The threat of deepfake content has become a prevalent issue since 2017, where a user started a viral phenomenon by combining machine learning software and AI to create inappropriate content with the faces of famous celebrities. Utilising a form of artificial intelligence called deep learning to manipulate and produce falsified pieces of content, deepfakes are the 21st century’s answer to Photoshop.
As the technology continues to develop and spread, deepfakes have started becoming a concern of the public. The World Intellectual Property Organisation states that deepfakes can cause problems such as violation of human rights, right of privacy and personal data protection rights.
With this technology being relatively new, the public has not yet acquainted itself to the dangers of this technology. According to a survey conducted by iProov in 2022, only 29% of the global population know what a deepfake is and 43% of them would not be able to tell the difference between authentic content and a deepfake.
Arguably, deepfake content is technically not illegal, as this is a common technology utilised in the film industry to paste the face of an actor on another stunt person. If used properly, deepfake technology can be used to protect the identities of individuals without fear of putting themselves in danger, this could be useful in witness protection programmes where key testimonies are needed in the court of law. It can also be used as a form of self-expression where users are able to express their purpose, ideas, and beliefs online.
However, without a specific legal framework in place, false events could be created, existing videos could be manipulated to present a false narrative and the reputation of a person could be damaged by a video of something that never happened. Fake content that are created with malicious intents such as altering the words or actions of a politician, for example, could trigger nations to act against one another.
Currently, the Communication and Multimedia Act (CMA) 1998 and the Common Law Defamation are the only forms of legal mitigation that Malaysia has for deepfakes. The CMA 1998 explains that content depicts sound, test and pictures that can be stored or communicated electronically, can be acted against if it is deemed inappropriate or offensive, while the Common Law Defamation entails severe punishment for libel and slander that can damage the reputation of the targeted party.
In 2019, the public had one of its first tastes in deepfake content, where a cabinet minister was involved in an alleged sex video scandal. Until today, this scandal remains as speculations and there has not been definitive proof of whether these contents are real or not.
Various initiatives are being conducted by the government to continue fighting against the spread of deepfakes and misinformation, such as the Sebenarnya.my initiative and imposing punishments on WhatsApp Group admins if they allow false information to be spread. However, the effectiveness varies as many cases still slip through the cracks due to a lack of education among the public.

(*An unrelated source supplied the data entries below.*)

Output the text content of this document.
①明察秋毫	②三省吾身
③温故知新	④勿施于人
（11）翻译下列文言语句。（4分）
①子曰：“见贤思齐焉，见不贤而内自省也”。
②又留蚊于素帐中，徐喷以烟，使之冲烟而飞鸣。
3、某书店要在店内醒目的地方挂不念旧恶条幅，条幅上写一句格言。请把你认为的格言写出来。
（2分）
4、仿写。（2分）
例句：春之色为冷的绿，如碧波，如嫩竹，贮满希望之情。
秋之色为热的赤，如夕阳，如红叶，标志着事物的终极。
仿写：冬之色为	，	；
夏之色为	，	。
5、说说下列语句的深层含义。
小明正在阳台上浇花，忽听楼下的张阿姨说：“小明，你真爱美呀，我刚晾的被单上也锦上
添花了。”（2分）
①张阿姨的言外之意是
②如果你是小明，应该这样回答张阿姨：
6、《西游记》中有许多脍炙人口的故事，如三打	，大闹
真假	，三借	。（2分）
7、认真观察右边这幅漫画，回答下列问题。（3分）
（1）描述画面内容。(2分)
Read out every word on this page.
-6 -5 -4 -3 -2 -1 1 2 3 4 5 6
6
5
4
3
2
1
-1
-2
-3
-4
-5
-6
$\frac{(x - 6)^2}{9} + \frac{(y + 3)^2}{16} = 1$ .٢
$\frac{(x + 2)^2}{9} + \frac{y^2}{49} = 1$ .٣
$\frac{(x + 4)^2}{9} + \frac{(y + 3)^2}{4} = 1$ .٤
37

At Taylor’s University’s, its Law School and School of Computer Science understands the vulnerabilities faced by the public and is in the early stages of developing its Deepfake Mitigation Model. The Model experiments with having users vote on the authentication of the sample content and in turn, be rewarded with digital tokens.
The School of Computer Science research team proposes a trust index model, one that combines the judgement of users and artificial intelligence algorithms to detect and mitigate deepfake content. Through this multi-disciplinary learning model, Taylor’s Law School students will be able to scrutinise the legal frameworks surrounding deepfakes and propose solutions from studying existing cases and legal initiatives in curbing deepfakes in Malaysia.
“It was a fruitful collaborative experience with our peers in the School of Computer Science as we worked together to develop the Deepfake Mitigation Model. As deepfakes are a relatively new concept in Malaysia, much research was conducted to help improve the Model’s prototype. While it was challenging to understand the terminologies used with our peers on the technical developments of the projects, the results were eye-opening when combining two very different disciplines in law and computing,” said Poong Yuan, a Taylor’s Law School graduate who is currently pursuing her master’s in international Commercial Law in the University of Warwick, United Kingdom.
Currently, the Model has been tested in cases which involves individuals claiming to be victims of deepfakes, with plans to continue developing the project in March 2023. To further strengthen the model’s efficacy, there search team aims to also include collaborations with several industry partners to solidify the model as a viable legal framework to tackle the rising deepfake cases.